Grid expansion is a major opportunity to develop small business capacity, says Stellenbosch researcher

2nd August 2023 By: Marleny Arnoldi - Deputy Editor Online

Grid expansion is a major opportunity to develop small business capacity, says Stellenbosch researcher

For South Africa to be energy secure by 2032, it needs to bring 53 GW of electricity into the energy system, which, in turn, requires 14 000 km of new transmission lines to be built in a decade.

The current transmission building capacity, however, is about 400 km/y, Stellenbosch University Centre for Sustainability Transitions junior researcher Alboricah Rathupetsane pointed out this week.

In a presentation at the Trade & Industrial Policy Strategies’ (TIPS’s) yearly forum on August 1, she estimated that the transmission infrastructure required to cater for the 53 GW of additional electricity capacity would cost about R235-billion.

Rathupetsane added that transmission projects took about seven years from inception to commissioning to release, which means the majority of structure builds will only happen in the last five years of the decade and on towards 2032.

Responding to the question about what it would take to realise this transmission expansion, she listed the main issues as being access to sufficient capital, planning and permitting hurdles, procurement of materials being inadequate and qualified workforce availability.

These issues are exacerbated by Eskom’s significant debt burden that results in difficulty attracting capital to finance scaled-up grid upgrades, as well as land rights taking a long time to be permitted and acquired.

Moreover, Rathupetsane explained the current procurement system was not set up for acquiring the amount of materials needed for rapid transmission grid expansion, such as copper and transformers.

She elaborated that national procurement laws that require local sourcing currently limit the ability to scale.

Moreover, she said South African contractors that could execute transmission line build programmes were currently not set up for the scale and speed of the build-out required and needed additional qualified personnel and equipment.

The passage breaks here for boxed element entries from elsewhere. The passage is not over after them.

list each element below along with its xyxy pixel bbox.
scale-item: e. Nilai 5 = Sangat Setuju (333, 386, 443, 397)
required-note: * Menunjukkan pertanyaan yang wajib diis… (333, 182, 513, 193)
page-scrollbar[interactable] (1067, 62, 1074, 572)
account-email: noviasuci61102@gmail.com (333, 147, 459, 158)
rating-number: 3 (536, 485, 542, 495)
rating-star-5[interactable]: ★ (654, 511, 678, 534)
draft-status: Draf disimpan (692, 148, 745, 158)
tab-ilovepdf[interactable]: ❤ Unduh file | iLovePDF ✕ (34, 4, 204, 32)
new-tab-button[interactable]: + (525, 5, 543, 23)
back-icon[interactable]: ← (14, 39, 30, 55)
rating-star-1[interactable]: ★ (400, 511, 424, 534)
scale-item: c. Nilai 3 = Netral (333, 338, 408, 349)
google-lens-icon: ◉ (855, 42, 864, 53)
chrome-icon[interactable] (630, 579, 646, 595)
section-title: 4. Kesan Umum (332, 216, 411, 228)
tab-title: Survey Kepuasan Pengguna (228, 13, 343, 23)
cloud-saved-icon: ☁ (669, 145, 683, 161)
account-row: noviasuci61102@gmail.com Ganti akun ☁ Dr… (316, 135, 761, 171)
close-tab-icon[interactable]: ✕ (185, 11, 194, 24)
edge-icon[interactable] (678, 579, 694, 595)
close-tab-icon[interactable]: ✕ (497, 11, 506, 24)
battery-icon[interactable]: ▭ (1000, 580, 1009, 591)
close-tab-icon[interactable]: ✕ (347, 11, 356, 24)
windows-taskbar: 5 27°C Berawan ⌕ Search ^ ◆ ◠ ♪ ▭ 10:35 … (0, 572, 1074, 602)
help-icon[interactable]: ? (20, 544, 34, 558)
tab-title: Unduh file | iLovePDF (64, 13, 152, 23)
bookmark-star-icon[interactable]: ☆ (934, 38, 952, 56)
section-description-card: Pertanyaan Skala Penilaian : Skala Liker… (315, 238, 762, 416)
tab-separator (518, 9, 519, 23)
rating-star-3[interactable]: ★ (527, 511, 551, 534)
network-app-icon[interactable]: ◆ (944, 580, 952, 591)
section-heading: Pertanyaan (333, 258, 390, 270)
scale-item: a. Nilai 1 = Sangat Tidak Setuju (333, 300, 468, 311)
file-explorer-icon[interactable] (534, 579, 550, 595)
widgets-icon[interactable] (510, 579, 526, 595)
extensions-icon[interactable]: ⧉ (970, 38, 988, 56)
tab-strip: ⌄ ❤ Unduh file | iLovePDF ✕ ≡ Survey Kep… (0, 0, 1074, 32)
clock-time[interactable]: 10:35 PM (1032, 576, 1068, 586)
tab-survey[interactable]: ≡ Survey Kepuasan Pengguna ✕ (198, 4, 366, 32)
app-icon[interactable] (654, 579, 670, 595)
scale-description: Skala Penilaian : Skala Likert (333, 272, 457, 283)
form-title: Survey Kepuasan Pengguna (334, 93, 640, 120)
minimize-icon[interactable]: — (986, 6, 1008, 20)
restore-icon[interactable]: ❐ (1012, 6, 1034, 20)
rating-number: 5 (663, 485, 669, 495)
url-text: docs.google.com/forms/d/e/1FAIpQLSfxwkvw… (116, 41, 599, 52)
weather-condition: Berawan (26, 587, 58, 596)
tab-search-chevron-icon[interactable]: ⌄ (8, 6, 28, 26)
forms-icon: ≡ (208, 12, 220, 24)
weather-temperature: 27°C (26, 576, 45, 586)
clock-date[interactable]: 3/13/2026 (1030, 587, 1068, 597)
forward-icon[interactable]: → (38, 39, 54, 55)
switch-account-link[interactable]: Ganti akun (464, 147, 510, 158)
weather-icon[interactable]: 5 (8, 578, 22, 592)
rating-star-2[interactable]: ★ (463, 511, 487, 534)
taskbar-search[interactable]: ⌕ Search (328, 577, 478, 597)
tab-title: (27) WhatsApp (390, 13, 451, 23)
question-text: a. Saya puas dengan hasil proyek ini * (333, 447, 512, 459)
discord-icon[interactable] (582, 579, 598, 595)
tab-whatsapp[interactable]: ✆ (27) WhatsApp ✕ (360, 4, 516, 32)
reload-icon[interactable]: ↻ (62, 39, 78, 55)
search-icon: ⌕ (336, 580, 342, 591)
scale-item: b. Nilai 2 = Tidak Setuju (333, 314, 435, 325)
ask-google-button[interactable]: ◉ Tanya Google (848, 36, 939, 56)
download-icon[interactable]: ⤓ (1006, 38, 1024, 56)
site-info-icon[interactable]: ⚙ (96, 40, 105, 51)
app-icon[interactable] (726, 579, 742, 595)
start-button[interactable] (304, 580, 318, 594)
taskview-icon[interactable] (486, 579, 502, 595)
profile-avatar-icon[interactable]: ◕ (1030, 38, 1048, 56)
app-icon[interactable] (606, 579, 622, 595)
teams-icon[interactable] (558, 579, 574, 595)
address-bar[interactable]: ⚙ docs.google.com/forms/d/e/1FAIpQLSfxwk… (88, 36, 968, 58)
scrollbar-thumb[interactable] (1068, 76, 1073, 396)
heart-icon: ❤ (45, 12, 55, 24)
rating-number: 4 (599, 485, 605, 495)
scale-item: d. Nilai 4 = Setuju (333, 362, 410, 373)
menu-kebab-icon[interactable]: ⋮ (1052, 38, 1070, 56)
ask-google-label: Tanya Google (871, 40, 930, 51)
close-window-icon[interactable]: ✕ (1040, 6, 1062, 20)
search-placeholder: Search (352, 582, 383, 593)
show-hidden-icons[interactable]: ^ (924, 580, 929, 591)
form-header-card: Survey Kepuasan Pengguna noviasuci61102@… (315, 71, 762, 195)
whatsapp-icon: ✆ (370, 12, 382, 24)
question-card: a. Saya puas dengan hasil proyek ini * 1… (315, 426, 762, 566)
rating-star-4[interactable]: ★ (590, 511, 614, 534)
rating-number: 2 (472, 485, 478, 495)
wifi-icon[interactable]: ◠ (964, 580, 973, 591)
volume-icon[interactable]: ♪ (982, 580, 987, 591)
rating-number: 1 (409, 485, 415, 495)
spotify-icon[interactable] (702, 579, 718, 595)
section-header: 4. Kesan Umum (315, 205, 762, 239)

On another note, these big projects required that contractors give performance guarantees up to 20% of the project cost, which Rathupetsane said many companies in South Africa did not have the balance sheets for.

To this end, she suggested the assistance of development banks to provide guarantee facilities for engineering, procurement and construction contractors to take on projects, lest international contractors were chosen to do the work and took up the jobs offered by grid expansion.

Rathupetsane said the grid had become the nexus and meeting point for a number of actors including government and industry, but a strategy lacked to scale up smaller companies to carry out more of this grid expansion process.

She mentioned that the draft South African Renewable Energy Masterplan had been published, but questioned what a strategic industrial plan would look like for grid expansion, as a lot of complexity was involved.

“There should be some kind of strategy put in place to properly harness this opportunity for the local economy,” she concluded.